The rocks of the Supergroup were formed in very different ocean depths: shale in the deep ocean, limestone in warmer, shallower seas (from the carbonate skeletal fragments of tiny marine organisms), and sandstone near shore. Several layers of lava and conglomerate contain features that indicate they were deposited on land. The late Proterozoic, on the patch of continent that is now the Grand Canyon, was a time of wide fluctuations in water depth. Some of this deepening and shallowing is related to some close neighbors that Laurentia had, but lost. The continents that are now Australia and Antarctica abutted the western side of Laurentia (nearest the Grand Canyon). Along with most of the other large landmasses of the day these formed the supercontinent of Rodinia.
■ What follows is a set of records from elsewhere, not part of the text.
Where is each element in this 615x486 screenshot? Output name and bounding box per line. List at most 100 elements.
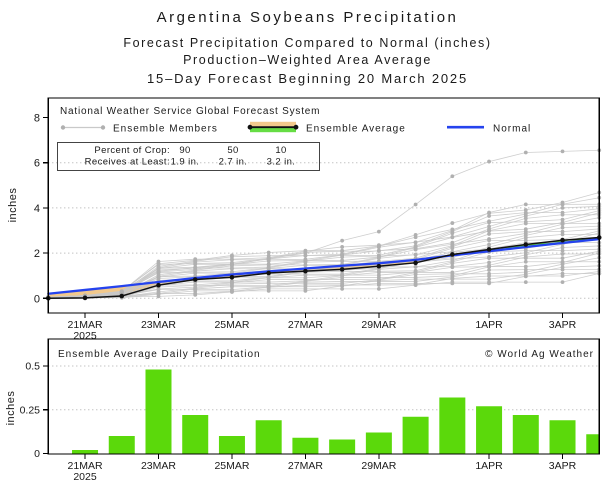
ensemble-average-dot: [119, 293, 125, 299]
legend-normal-label: Normal: [493, 124, 531, 135]
legend-average-green-band: [250, 127, 296, 133]
ensemble-member-dot: [413, 252, 418, 257]
ensemble-member-line: [48, 205, 600, 298]
daily-precip-bar: [512, 415, 539, 454]
ensemble-average-dot: [266, 270, 271, 276]
ensemble-member-dot: [376, 283, 381, 287]
ensemble-member-dot: [487, 214, 491, 218]
ensemble-member-dot: [487, 224, 491, 229]
main-yaxis-title: inches: [7, 188, 19, 223]
ensemble-member-dot: [560, 252, 565, 256]
ensemble-member-dot: [523, 280, 528, 285]
ensemble-member-dot: [487, 159, 491, 164]
ensemble-member-dot: [560, 256, 565, 261]
ensemble-member-dot: [266, 283, 271, 288]
daily-precip-bar: [72, 450, 99, 454]
ensemble-member-dot: [523, 264, 528, 269]
ensemble-member-dot: [340, 238, 345, 243]
ensemble-member-line: [48, 192, 600, 298]
ensemble-member-dot: [413, 275, 418, 280]
ensemble-member-dot: [230, 278, 234, 283]
ensemble-member-dot: [560, 274, 565, 278]
daily-plot-border: [47, 338, 600, 455]
stats-row2-label: Receives at Least:: [85, 157, 170, 168]
ensemble-member-dot: [303, 275, 308, 280]
ensemble-member-dot: [487, 271, 491, 276]
legend-members-label: Ensemble Members: [113, 124, 218, 135]
ensemble-member-dot: [450, 235, 455, 239]
main-ytick-label: 2: [34, 248, 40, 260]
ensemble-member-dot: [230, 257, 234, 262]
ensemble-member-dot: [560, 245, 565, 250]
ensemble-member-dot: [560, 200, 565, 205]
daily-chart-title: Ensemble Average Daily Precipitation: [58, 349, 261, 360]
ensemble-member-dot: [340, 277, 345, 282]
ensemble-member-dot: [450, 264, 455, 269]
ensemble-member-dot: [487, 237, 491, 241]
crop-stats-box: [57, 142, 320, 171]
ensemble-member-dot: [450, 228, 455, 233]
ensemble-average-dot: [82, 295, 88, 301]
ensemble-member-dot: [193, 291, 198, 296]
ensemble-member-dot: [376, 286, 381, 291]
ensemble-member-dot: [523, 150, 528, 155]
ensemble-member-dot: [487, 242, 491, 247]
ensemble-average-line: [48, 236, 600, 300]
ensemble-average-dot: [156, 282, 161, 288]
ensemble-member-dot: [450, 221, 455, 225]
daily-xtick-year: 2025: [73, 471, 97, 483]
ensemble-average-dot: [413, 260, 418, 266]
daily-precip-bar: [218, 436, 245, 454]
ensemble-member-line: [48, 237, 600, 298]
stats-amount-value: 1.9 in.: [171, 157, 200, 168]
ensemble-average-dot: [229, 274, 235, 280]
main-xtick-year: 2025: [73, 330, 97, 342]
daily-precip-bar: [402, 416, 429, 454]
daily-xtick-label: 23MAR: [141, 460, 176, 472]
daily-precip-bar: [108, 436, 135, 454]
main-plot-border: [47, 97, 600, 314]
ensemble-member-dot: [560, 260, 565, 265]
daily-ytick-label: 0.5: [25, 361, 40, 373]
ensemble-member-dot: [413, 268, 418, 273]
stats-amount-value: 3.2 in.: [267, 157, 296, 168]
ensemble-member-dot: [376, 229, 381, 234]
daily-xtick-label: 21MAR: [68, 460, 103, 472]
ensemble-member-dot: [303, 262, 308, 267]
ensemble-member-dot: [266, 262, 271, 267]
ensemble-member-dot: [266, 280, 271, 284]
ensemble-member-dot: [487, 219, 491, 224]
ensemble-member-dot: [560, 225, 565, 230]
ensemble-member-dot: [487, 263, 491, 268]
ensemble-member-dot: [156, 269, 161, 274]
ensemble-member-dot: [156, 261, 161, 266]
daily-precip-bar: [292, 437, 319, 454]
main-xtick-label: 25MAR: [214, 319, 249, 331]
daily-precip-bar: [145, 369, 172, 454]
ensemble-member-dot: [450, 273, 455, 278]
ensemble-member-dot: [487, 260, 491, 265]
ensemble-member-dot: [523, 270, 528, 275]
ensemble-member-dot: [523, 250, 528, 255]
ensemble-member-dot: [560, 248, 565, 253]
ensemble-member-dot: [340, 258, 345, 263]
page-title: Argentina Soybeans Precipitation: [156, 9, 459, 26]
ensemble-member-dot: [156, 287, 161, 291]
ensemble-member-dot: [450, 270, 455, 275]
main-xtick-label: 27MAR: [288, 319, 323, 331]
daily-precip-bar: [255, 420, 282, 454]
ensemble-average-dot: [450, 252, 455, 257]
ensemble-member-dot: [560, 210, 565, 215]
daily-precip-bar: [586, 434, 600, 454]
daily-precip-bar: [439, 397, 466, 454]
daily-xtick-label: 1APR: [475, 460, 503, 472]
ensemble-member-dot: [487, 232, 491, 236]
ensemble-member-dot: [303, 288, 308, 293]
ensemble-member-dot: [340, 252, 345, 257]
ensemble-member-dot: [376, 249, 381, 253]
ensemble-member-dot: [523, 259, 528, 264]
ensemble-member-dot: [523, 212, 528, 216]
ensemble-member-line: [48, 197, 600, 298]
The sediments of the Supergroup were deposited on the edge of this supercontinent. Many of the changes in water depth and depositional environment were caused when Antarctica and Australia broke away from Laurentia, disbanding the supercontinent.

The last rocks at the top of the Supergroup record a transition from deep marine deposition to a shallow marine or terrestrial environment. Then nothing. At last we’ve reached the Great Unconformity. Here’s where the rocks of the Proterozoic must have been tilted up, perhaps in an uplift event related to that last recorded drop in water depth. The Supergroup, tipped and thrust up above the water, would have been exposed to erosion. And for 250 million years those rocks that formed in the mostly-lifeless sea wore away. And when new rocks were made on top of them, just above the Great Unconformity, the tracks and shells of creatures were everywhere! This was the Cambrian Explosion. The Former Life was over and Old Life (the Paleozoic) was just beginning, with a bang.